Alfredo's teaching method begins with developing a rhythmic foundation by having the student begin with the steady 1/16th motion of the ganzá shaker, followed by the two-beat feel of the surdo, and finally adding the syncopations typical of tamborim. The same accented rhythms are adapted to the piano once the groove has been internalized. This seemed like a good approach, combined with his strategy of having students start with solo versions of each song in order to develop a solid melodic and harmonic foundation, after which they play them as if in a trio or quartet. We decided to take this same approach in the order of written arrangements and play-along CD tracks, so that students hear how one might work with bass and drums, and then adapt when adding guitar, and then a trombone. We maxed out the number of tracks allowed on a CD with the exercises and complete songs, and so we used the CD's data session for mp3 mixes, so that one may play along with stereo versions of the bass and drums instead of having to adjust the balance of a stereo system to listen to just one speaker or the other. Lead sheets appear in the back of the book to make it easy to play the songs with live musicians.

Four musicians are interviewed for the project, providing additional perspective, and value for anyone interested in Brazilian music. João Donato came to the U.S. before the bossa nova wave hit, and became a leader of the Brazilian Latin style. Highlights of the interview include the similarity of his technique with playing hand percussion, and the value of simplicity. The notated examples in the text do not pretend to fully capture the complexity of his swinging style. Readers are directed to watch, listen, and read source material cited in the discography and bibliography. The second interview is with master arranger and session player Clare Fischer, who relates how he absorbed the culture by working with Cuban and Brazilian musicians, and how arranging enlarged his keyboard vocabulary. Having begun their careers in the 1960s as pioneers of the Brazilian instrumental movement, César Camargo Mariano and Dom Salvador lend additional musical and historical authority to the collection, and talk about their work with the early trios, what it's like to play solo, how to accompany, and work with drummers and guitarists. Mariano was the producer and played electric piano on the landmark album Elis & Tom. Salvador has been playing in the U.S. since 1973 and gives foreigners suggestions on how to learn to play Brazilian music.

—Robert Willey

Robert Willey is a pianist, improviser, and composer. He teaches music media at the University of Louisiana at Lafayette, where he is involved with Creole/zydeco and Cajun music, Disklavier, and the compositions of Conlon Nancarrow.

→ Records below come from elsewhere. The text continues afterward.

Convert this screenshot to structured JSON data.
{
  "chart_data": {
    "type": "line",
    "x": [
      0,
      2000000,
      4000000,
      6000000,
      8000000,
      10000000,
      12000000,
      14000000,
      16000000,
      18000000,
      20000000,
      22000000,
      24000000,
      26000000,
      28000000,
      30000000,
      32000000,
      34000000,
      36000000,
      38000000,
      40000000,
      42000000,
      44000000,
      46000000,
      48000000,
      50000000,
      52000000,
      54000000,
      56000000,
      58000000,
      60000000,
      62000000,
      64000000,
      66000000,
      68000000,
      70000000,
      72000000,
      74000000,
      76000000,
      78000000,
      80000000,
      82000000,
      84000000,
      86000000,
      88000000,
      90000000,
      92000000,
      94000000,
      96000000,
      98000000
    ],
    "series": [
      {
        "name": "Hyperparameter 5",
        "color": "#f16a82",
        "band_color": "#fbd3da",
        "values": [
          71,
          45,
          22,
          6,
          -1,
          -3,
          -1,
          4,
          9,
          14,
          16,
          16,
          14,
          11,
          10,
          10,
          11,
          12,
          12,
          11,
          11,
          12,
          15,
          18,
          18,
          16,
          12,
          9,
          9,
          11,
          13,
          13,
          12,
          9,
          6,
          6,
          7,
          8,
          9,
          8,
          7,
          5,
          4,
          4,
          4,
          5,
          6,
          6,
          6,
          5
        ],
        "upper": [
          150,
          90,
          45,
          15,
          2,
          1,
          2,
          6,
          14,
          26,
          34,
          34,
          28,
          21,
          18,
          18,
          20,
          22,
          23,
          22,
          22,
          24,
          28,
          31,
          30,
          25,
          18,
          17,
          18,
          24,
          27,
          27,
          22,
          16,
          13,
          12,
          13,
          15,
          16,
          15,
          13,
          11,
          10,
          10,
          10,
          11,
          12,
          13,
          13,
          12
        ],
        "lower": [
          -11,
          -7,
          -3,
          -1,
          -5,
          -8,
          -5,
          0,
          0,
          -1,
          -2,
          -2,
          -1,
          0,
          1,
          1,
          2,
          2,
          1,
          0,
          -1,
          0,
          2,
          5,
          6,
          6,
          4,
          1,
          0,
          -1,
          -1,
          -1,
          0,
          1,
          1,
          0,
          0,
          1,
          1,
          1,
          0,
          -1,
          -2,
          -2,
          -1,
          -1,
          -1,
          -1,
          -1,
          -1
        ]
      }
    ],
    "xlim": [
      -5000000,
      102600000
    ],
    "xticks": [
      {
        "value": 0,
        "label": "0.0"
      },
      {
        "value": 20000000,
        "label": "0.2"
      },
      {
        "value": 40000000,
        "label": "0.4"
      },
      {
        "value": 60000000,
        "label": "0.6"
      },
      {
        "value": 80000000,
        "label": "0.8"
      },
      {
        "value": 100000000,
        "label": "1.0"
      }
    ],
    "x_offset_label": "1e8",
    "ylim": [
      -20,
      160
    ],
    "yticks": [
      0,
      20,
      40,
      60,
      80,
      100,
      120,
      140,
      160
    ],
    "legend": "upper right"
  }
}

My idea for this book was to translate my experience playing Brazilian music into music notation, and to expose the student to some styles of music related to the samba rhythm. I recommend that you begin your study by playing ganzá or some other shaker along with the batucada CD tracks. Once you can play 16th notes evenly, the next step is to count out loud two beats in each bar. The count on the second beat should be emphasized, with each beat divided into four straight (un-swung) 16th notes. Work on this until it is comfortable for you. It’s very important to internalize this rhythm before you play the exercises and songs on the piano.

The next step when I teach piano lessons is to work on tunes. We took the same approach in this book, by first learning them as piano solos in order to develop a solid harmonic and rhythmic foundation. After mastering the chord progressions, melody, and form of a song in a solo setting, you will be ready to move on to playing it in an arrangement for duo or trio. As the size of the group grows you can turn over the role of playing chord roots and some of the rhythm to the other players. We have included lead sheets of the songs at the end of the book in case you would like to play them with other musicians.

—Alfredo Cardim

Alfredo Cardim lives in Rio de Janeiro, and has over forty years of recording and performing experience with musicians such as Edison Machado, Astrud Gilberto, Milton Banana, Gonzaguinha, Emilio Santiago, and Duduka da Fonseca.